Fall 2007
E 379S • Great War and Modern British Literature (Senior Seminar)
| Unique | Days | Time | Location | Instructor |
| 36140 |
MWF |
1:00 PM-2:00 PM |
ben 1.126 |
GRAHAM |
Course Description
E 379M (Topic: British Literature of the Great War-England) may not also be counted.
In England the Great War (1914-1918) is far more important in British consciousness than World War II. On one day alone, July 1, 1916, England suffered 60,000 casualties in attacks along the Somme, and the psychological damage--to British confidence, to the idea of Empire--was incalculable. Certainly the impact on novelists and poets was profound as well. To this end we will study some of the major texts arising from the war and its aftermath. We will read the most famous memoir of the war, Robert Graves's Good-Bye To All That, as well as the poetry of Siegfrieg Sassoon, Wilfred Owen, and other war poets, several of whom perished on the Western Front.
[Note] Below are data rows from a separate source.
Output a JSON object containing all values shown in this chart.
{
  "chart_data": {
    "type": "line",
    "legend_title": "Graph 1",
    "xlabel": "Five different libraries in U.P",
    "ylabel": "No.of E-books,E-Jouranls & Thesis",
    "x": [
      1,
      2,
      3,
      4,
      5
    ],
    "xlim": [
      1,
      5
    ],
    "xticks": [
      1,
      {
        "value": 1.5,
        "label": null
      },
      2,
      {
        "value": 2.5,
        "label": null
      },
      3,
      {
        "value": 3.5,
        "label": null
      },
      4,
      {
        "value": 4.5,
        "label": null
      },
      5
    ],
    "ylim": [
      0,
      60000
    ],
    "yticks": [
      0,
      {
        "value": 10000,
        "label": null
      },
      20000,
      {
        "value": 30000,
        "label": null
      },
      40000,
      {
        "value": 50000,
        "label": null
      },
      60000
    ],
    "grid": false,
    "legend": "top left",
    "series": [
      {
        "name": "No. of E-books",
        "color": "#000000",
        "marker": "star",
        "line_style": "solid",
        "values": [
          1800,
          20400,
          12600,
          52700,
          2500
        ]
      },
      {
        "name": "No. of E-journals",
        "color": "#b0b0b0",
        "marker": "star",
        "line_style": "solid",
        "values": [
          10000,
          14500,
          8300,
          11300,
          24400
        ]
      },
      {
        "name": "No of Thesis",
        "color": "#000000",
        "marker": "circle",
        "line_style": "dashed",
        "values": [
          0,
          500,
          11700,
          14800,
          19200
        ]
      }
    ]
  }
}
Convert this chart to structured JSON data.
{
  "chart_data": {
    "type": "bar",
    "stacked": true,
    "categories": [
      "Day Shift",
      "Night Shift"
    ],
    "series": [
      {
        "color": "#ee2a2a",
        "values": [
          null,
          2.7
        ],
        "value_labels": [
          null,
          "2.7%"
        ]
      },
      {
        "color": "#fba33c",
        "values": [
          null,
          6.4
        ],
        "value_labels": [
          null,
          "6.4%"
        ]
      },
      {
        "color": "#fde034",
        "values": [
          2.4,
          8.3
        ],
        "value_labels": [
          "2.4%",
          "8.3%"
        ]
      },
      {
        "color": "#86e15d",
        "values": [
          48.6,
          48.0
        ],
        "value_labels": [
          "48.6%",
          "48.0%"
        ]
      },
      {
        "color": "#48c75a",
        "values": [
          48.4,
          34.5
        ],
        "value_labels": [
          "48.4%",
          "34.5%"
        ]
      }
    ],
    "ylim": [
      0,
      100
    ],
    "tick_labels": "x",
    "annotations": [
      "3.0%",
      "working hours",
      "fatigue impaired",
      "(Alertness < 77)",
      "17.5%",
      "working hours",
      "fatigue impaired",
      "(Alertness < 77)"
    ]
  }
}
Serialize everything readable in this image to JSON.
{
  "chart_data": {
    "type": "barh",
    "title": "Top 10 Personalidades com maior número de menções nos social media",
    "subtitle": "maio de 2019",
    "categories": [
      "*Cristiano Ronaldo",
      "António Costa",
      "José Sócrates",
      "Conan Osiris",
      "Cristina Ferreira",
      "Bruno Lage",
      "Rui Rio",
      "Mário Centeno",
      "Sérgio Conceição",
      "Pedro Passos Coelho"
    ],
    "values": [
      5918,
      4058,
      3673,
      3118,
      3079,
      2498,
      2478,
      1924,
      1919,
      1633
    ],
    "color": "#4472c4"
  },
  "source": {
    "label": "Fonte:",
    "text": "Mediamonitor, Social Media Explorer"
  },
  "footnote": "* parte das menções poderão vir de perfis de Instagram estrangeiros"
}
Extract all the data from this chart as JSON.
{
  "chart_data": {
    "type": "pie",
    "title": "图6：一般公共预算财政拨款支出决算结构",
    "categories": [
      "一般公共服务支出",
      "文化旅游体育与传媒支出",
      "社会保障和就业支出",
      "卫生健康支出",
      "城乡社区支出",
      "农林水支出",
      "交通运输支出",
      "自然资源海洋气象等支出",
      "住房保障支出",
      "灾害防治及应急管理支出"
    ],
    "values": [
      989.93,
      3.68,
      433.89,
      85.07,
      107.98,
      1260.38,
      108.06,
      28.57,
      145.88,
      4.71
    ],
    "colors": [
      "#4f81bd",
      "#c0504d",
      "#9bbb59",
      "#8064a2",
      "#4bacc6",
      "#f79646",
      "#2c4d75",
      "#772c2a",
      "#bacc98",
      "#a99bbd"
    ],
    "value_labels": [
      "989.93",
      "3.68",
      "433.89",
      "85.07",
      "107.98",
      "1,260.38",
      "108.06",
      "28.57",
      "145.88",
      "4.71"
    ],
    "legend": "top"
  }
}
We will also read Virginia Woolf's novel Mrs. Dalloway as a non-combatant post-war response. Finally, in the past fifteen years there has been a belated response to the Great War by novelists such as Pat Barker and Sebastian Faulks. We will read Barker's Regeneration and Faulks's Birdsong. There will also be a packet of readings relating to the War.
Grading Policy
Requirements include three papers totaling 16 pages. The first will be a critical essay of 6 pages, the second an historical essay of 4 pages, the third a combination of criticism and history of 6 pages, equaling a total of 16 pages. This writing constitutes 90% of the grade; the other 10% is based on class participation.